Error trying to solve a matrix using numpy

Im trying to solve for x1 x2 x3 and x4 for this matrix but I keep getting errors. Matrix A contains all the coefficients for x1 x2 x3 x4 respectively and Matrix B contains what it is equal to.

I wrote the following code which in theory should work but it keeps saying I provided 5 arguments or something like that

import numpy as np

a = np.matrix([2, 5, 6, 4], [5, 10, 9, 5], [7, 17.5, 21, 14], [0, 0, 2, 5])
b = np.matrix([23.5, 34, 82.25, -13])

x = np.linalg.solve(a,b)
print(x)

I shouldn't have to do this, since you should show the full traceback with the error:

In [396]: a = np.matrix([2, 5, 6, 4], [5, 10, 9, 5], [7, 17.5, 21, 14], [0, 0,
     ...: 2, 5])
     ...: b = np.matrix([23.5, 34, 82.25, -13])
     ...: 
     ...: x = np.linalg.solve(a,b)
Traceback (most recent call last):
  File "<ipython-input-396-710e1fc00100>", line 1, in <module>
    a = np.matrix([2, 5, 6, 4], [5, 10, 9, 5], [7, 17.5, 21, 14], [0, 0, 2, 5])
TypeError: __new__() takes from 2 to 4 positional arguments but 5 were given

Look at that error message! See the np.matrix? Now go to np.matrix docs, and you'll see that the you need to provide ONE list of lists. And extra lists are interpreted as added arguments.

Thus you should use: (note the added [] - they are important.
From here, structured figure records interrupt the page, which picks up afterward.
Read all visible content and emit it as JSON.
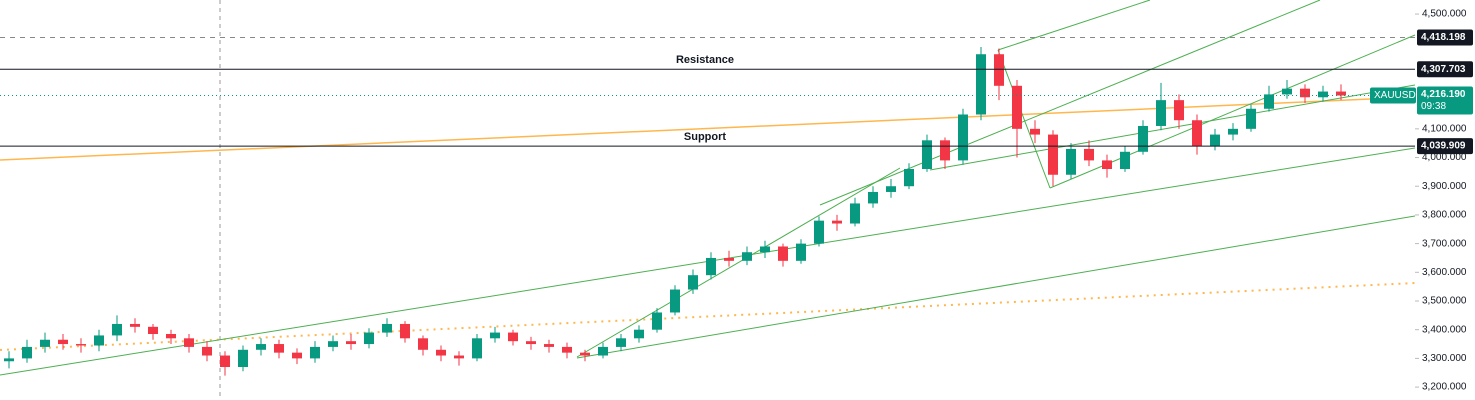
{
  "chart_data": {
    "type": "candlestick",
    "symbol": "XAUUSD",
    "countdown": "09:38",
    "up_color": "#089981",
    "down_color": "#f23645",
    "ylim": [
      3155,
      4549
    ],
    "yticks": [
      {
        "value": 3200,
        "label": "3,200.000"
      },
      {
        "value": 3300,
        "label": "3,300.000"
      },
      {
        "value": 3400,
        "label": "3,400.000"
      },
      {
        "value": 3500,
        "label": "3,500.000"
      },
      {
        "value": 3600,
        "label": "3,600.000"
      },
      {
        "value": 3700,
        "label": "3,700.000"
      },
      {
        "value": 3800,
        "label": "3,800.000"
      },
      {
        "value": 3900,
        "label": "3,900.000"
      },
      {
        "value": 4000,
        "label": "4,000.000"
      },
      {
        "value": 4100,
        "label": "4,100.000"
      },
      {
        "value": 4500,
        "label": "4,500.000"
      }
    ],
    "open": [
      3290,
      3300,
      3340,
      3365,
      3350,
      3345,
      3380,
      3420,
      3410,
      3385,
      3370,
      3340,
      3310,
      3270,
      3330,
      3350,
      3320,
      3300,
      3340,
      3360,
      3350,
      3390,
      3420,
      3370,
      3330,
      3310,
      3300,
      3370,
      3390,
      3360,
      3350,
      3340,
      3320,
      3310,
      3340,
      3370,
      3400,
      3460,
      3540,
      3590,
      3650,
      3640,
      3670,
      3690,
      3640,
      3700,
      3780,
      3770,
      3840,
      3880,
      3900,
      3960,
      4060,
      3990,
      4150,
      4360,
      4250,
      4100,
      4080,
      3940,
      4030,
      3990,
      3960,
      4020,
      4110,
      4200,
      4130,
      4040,
      4080,
      4100,
      4170,
      4220,
      4240,
      4210,
      4230
    ],
    "high": [
      3325,
      3365,
      3390,
      3385,
      3370,
      3400,
      3450,
      3440,
      3420,
      3400,
      3385,
      3360,
      3325,
      3345,
      3370,
      3365,
      3335,
      3360,
      3380,
      3385,
      3405,
      3440,
      3430,
      3380,
      3345,
      3325,
      3385,
      3410,
      3400,
      3375,
      3365,
      3355,
      3330,
      3355,
      3385,
      3415,
      3475,
      3555,
      3610,
      3670,
      3675,
      3690,
      3710,
      3700,
      3715,
      3795,
      3800,
      3860,
      3900,
      3925,
      3980,
      4080,
      4070,
      4170,
      4385,
      4380,
      4270,
      4130,
      4095,
      4050,
      4060,
      4010,
      4040,
      4130,
      4260,
      4220,
      4150,
      4100,
      4120,
      4185,
      4250,
      4270,
      4255,
      4250,
      4255
    ],
    "low": [
      3265,
      3285,
      3320,
      3330,
      3320,
      3325,
      3360,
      3390,
      3365,
      3350,
      3320,
      3290,
      3240,
      3255,
      3310,
      3300,
      3280,
      3285,
      3325,
      3330,
      3335,
      3375,
      3355,
      3310,
      3290,
      3275,
      3290,
      3355,
      3345,
      3330,
      3320,
      3300,
      3290,
      3300,
      3325,
      3355,
      3390,
      3450,
      3525,
      3575,
      3620,
      3625,
      3650,
      3620,
      3630,
      3690,
      3745,
      3760,
      3825,
      3860,
      3890,
      3950,
      3960,
      3975,
      4130,
      4200,
      4000,
      4050,
      3900,
      3925,
      3970,
      3930,
      3950,
      4010,
      4095,
      4100,
      4010,
      4025,
      4060,
      4090,
      4160,
      4205,
      4190,
      4195,
      4200
    ],
    "close": [
      3300,
      3340,
      3365,
      3350,
      3345,
      3380,
      3420,
      3410,
      3385,
      3370,
      3340,
      3310,
      3270,
      3330,
      3350,
      3320,
      3300,
      3340,
      3360,
      3350,
      3390,
      3420,
      3370,
      3330,
      3310,
      3300,
      3370,
      3390,
      3360,
      3350,
      3340,
      3320,
      3310,
      3340,
      3370,
      3400,
      3460,
      3540,
      3590,
      3650,
      3640,
      3670,
      3690,
      3640,
      3700,
      3780,
      3770,
      3840,
      3880,
      3900,
      3960,
      4060,
      3990,
      4150,
      4360,
      4250,
      4100,
      4080,
      3940,
      4030,
      3990,
      3960,
      4020,
      4110,
      4200,
      4130,
      4040,
      4080,
      4100,
      4170,
      4220,
      4240,
      4210,
      4230,
      4216.19
    ],
    "levels": [
      {
        "value": 4418.198,
        "label": "4,418.198"
      },
      {
        "value": 4307.703,
        "label": "4,307.703"
      },
      {
        "value": 4039.909,
        "label": "4,039.909"
      }
    ],
    "last_price": {
      "value": 4216.19,
      "label": "4,216.190"
    },
    "annotations": [
      {
        "text": "Resistance",
        "color": "#2962ff"
      },
      {
        "text": "Support",
        "color": "#f23645"
      }
    ]
  }
}
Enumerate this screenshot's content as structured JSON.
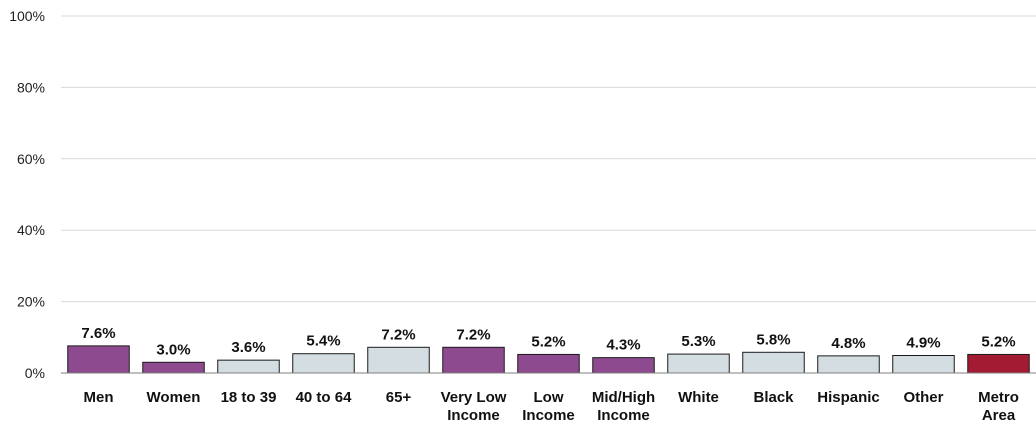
{
  "chart_data": {
    "type": "bar",
    "categories": [
      "Men",
      "Women",
      "18 to 39",
      "40 to 64",
      "65+",
      "Very Low Income",
      "Low Income",
      "Mid/High Income",
      "White",
      "Black",
      "Hispanic",
      "Other",
      "Metro Area"
    ],
    "category_lines": [
      [
        "Men"
      ],
      [
        "Women"
      ],
      [
        "18 to 39"
      ],
      [
        "40 to 64"
      ],
      [
        "65+"
      ],
      [
        "Very Low",
        "Income"
      ],
      [
        "Low",
        "Income"
      ],
      [
        "Mid/High",
        "Income"
      ],
      [
        "White"
      ],
      [
        "Black"
      ],
      [
        "Hispanic"
      ],
      [
        "Other"
      ],
      [
        "Metro",
        "Area"
      ]
    ],
    "values": [
      7.6,
      3.0,
      3.6,
      5.4,
      7.2,
      7.2,
      5.2,
      4.3,
      5.3,
      5.8,
      4.8,
      4.9,
      5.2
    ],
    "value_labels": [
      "7.6%",
      "3.0%",
      "3.6%",
      "5.4%",
      "7.2%",
      "7.2%",
      "5.2%",
      "4.3%",
      "5.3%",
      "5.8%",
      "4.8%",
      "4.9%",
      "5.2%"
    ],
    "bar_colors": [
      "#8e4a8f",
      "#8e4a8f",
      "#d3dde2",
      "#d3dde2",
      "#d3dde2",
      "#8e4a8f",
      "#8e4a8f",
      "#8e4a8f",
      "#d3dde2",
      "#d3dde2",
      "#d3dde2",
      "#d3dde2",
      "#a31b32"
    ],
    "ylim": [
      0,
      100
    ],
    "yticks": [
      0,
      20,
      40,
      60,
      80,
      100
    ],
    "ytick_labels": [
      "0%",
      "20%",
      "40%",
      "60%",
      "80%",
      "100%"
    ],
    "grid": true,
    "title": "",
    "xlabel": "",
    "ylabel": ""
  }
}
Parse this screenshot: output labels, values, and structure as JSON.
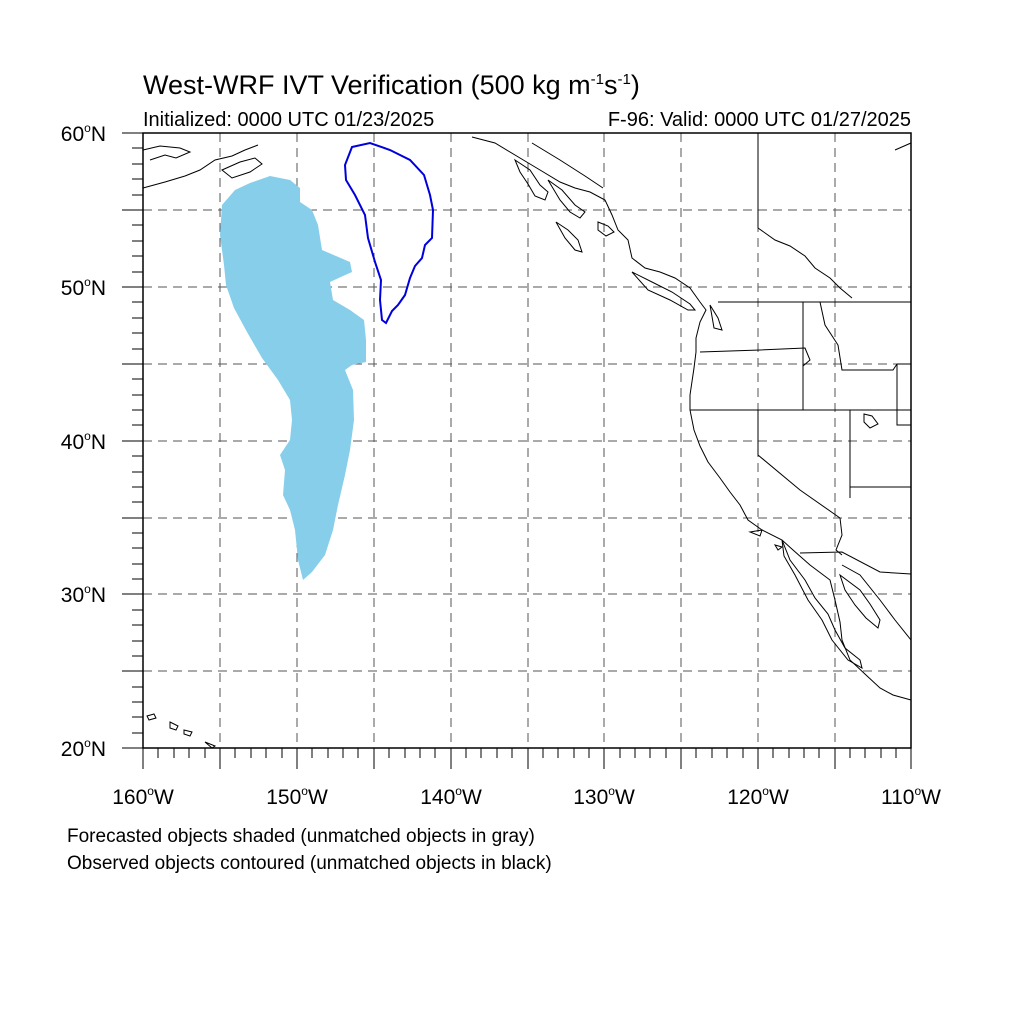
{
  "title": {
    "main": "West-WRF IVT Verification (500 kg m",
    "exp1": "-1",
    "mid": "s",
    "exp2": "-1",
    "end": ")"
  },
  "subtitle": {
    "left": "Initialized: 0000 UTC 01/23/2025",
    "right": "F-96: Valid: 0000 UTC 01/27/2025"
  },
  "lat_labels": [
    {
      "num": "60",
      "suffix": "N"
    },
    {
      "num": "50",
      "suffix": "N"
    },
    {
      "num": "40",
      "suffix": "N"
    },
    {
      "num": "30",
      "suffix": "N"
    },
    {
      "num": "20",
      "suffix": "N"
    }
  ],
  "lon_labels": [
    {
      "num": "160",
      "suffix": "W"
    },
    {
      "num": "150",
      "suffix": "W"
    },
    {
      "num": "140",
      "suffix": "W"
    },
    {
      "num": "130",
      "suffix": "W"
    },
    {
      "num": "120",
      "suffix": "W"
    },
    {
      "num": "110",
      "suffix": "W"
    }
  ],
  "degree_symbol": "o",
  "notes": [
    "Forecasted objects shaded (unmatched objects in gray)",
    "Observed objects contoured (unmatched objects in black)"
  ],
  "map": {
    "lon_range": [
      -160,
      -110
    ],
    "lat_range": [
      20,
      60
    ],
    "forecast_object_color": "#87CEEB",
    "observed_object_color": "#0000DD",
    "coastline_color": "#000000",
    "grid_style": "dashed"
  }
}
In [397]: a = np.matrix([[2, 5, 6, 4], [5, 10, 9, 5], [7, 17.5, 21, 14], [0, 0,
     ...:  2, 5]])
     ...: b = np.matrix([23.5, 34, 82.25, -13])
     ...: 
     ...: x = np.linalg.solve(a,b)
Traceback (most recent call last):
  File "<ipython-input-397-b90e1785a311>", line 4, in <module>
    x = np.linalg.solve(a,b)
  File "<__array_function__ internals>", line 180, in solve
  File "/usr/local/lib/python3.8/dist-packages/numpy/linalg/linalg.py", line 393, in solve
    r = gufunc(a, b, signature=signature, extobj=extobj)
ValueError: solve: Input operand 1 has a mismatch in its core dimension 0, with gufunc signature (m,m),(m,n)->(m,n) (size 1 is different from 4)

In [398]: a.shape
Out[398]: (4, 4)
In [399]: b.shape
Out[399]: (1, 4)

Note the shape of b. solve doesn't like that mix of shapes. A (4,1) would probably work. But since we looked at np.matrix docs, lets follow its recommendations, and switch to np.array:

In [400]: a = np.array([[2, 5, 6, 4], [5, 10, 9, 5], [7, 17.5, 21, 14], [0, 0,
     ...: 2, 5]])
     ...: b = np.array([23.5, 34, 82.25, -13])
     ...: 
     ...: x = np.linalg.solve(a,b)
Traceback (most recent call last):
  File "<ipython-input-400-b1b6c06db25c>", line 4, in <module>
    x = np.linalg.solve(a,b)
  File "<__array_function__ internals>", line 180, in solve
  File "/usr/local/lib/python3.8/dist-packages/numpy/linalg/linalg.py", line 393, in solve
    r = gufunc(a, b, signature=signature, extobj=extobj)
  File "/usr/local/lib/python3.8/dist-packages/numpy/linalg/linalg.py", line 88, in _raise_linalgerror_singular
    raise LinAlgError("Singular matrix")
LinAlgError: Singular matrix

In [401]: a
Out[401]: 
array([[ 2. ,  5. ,  6. ,  4. ],
       [ 5. , 10. ,  9. ,  5. ],
       [ 7. , 17.5, 21. , 14. ],
       [ 0. ,  0. ,  2. ,  5. ]])
In [402]: np.linalg.det(a)
Out[402]: 0.0

I assume you know enough linear algebra to understand that problem, and undertake your own fix.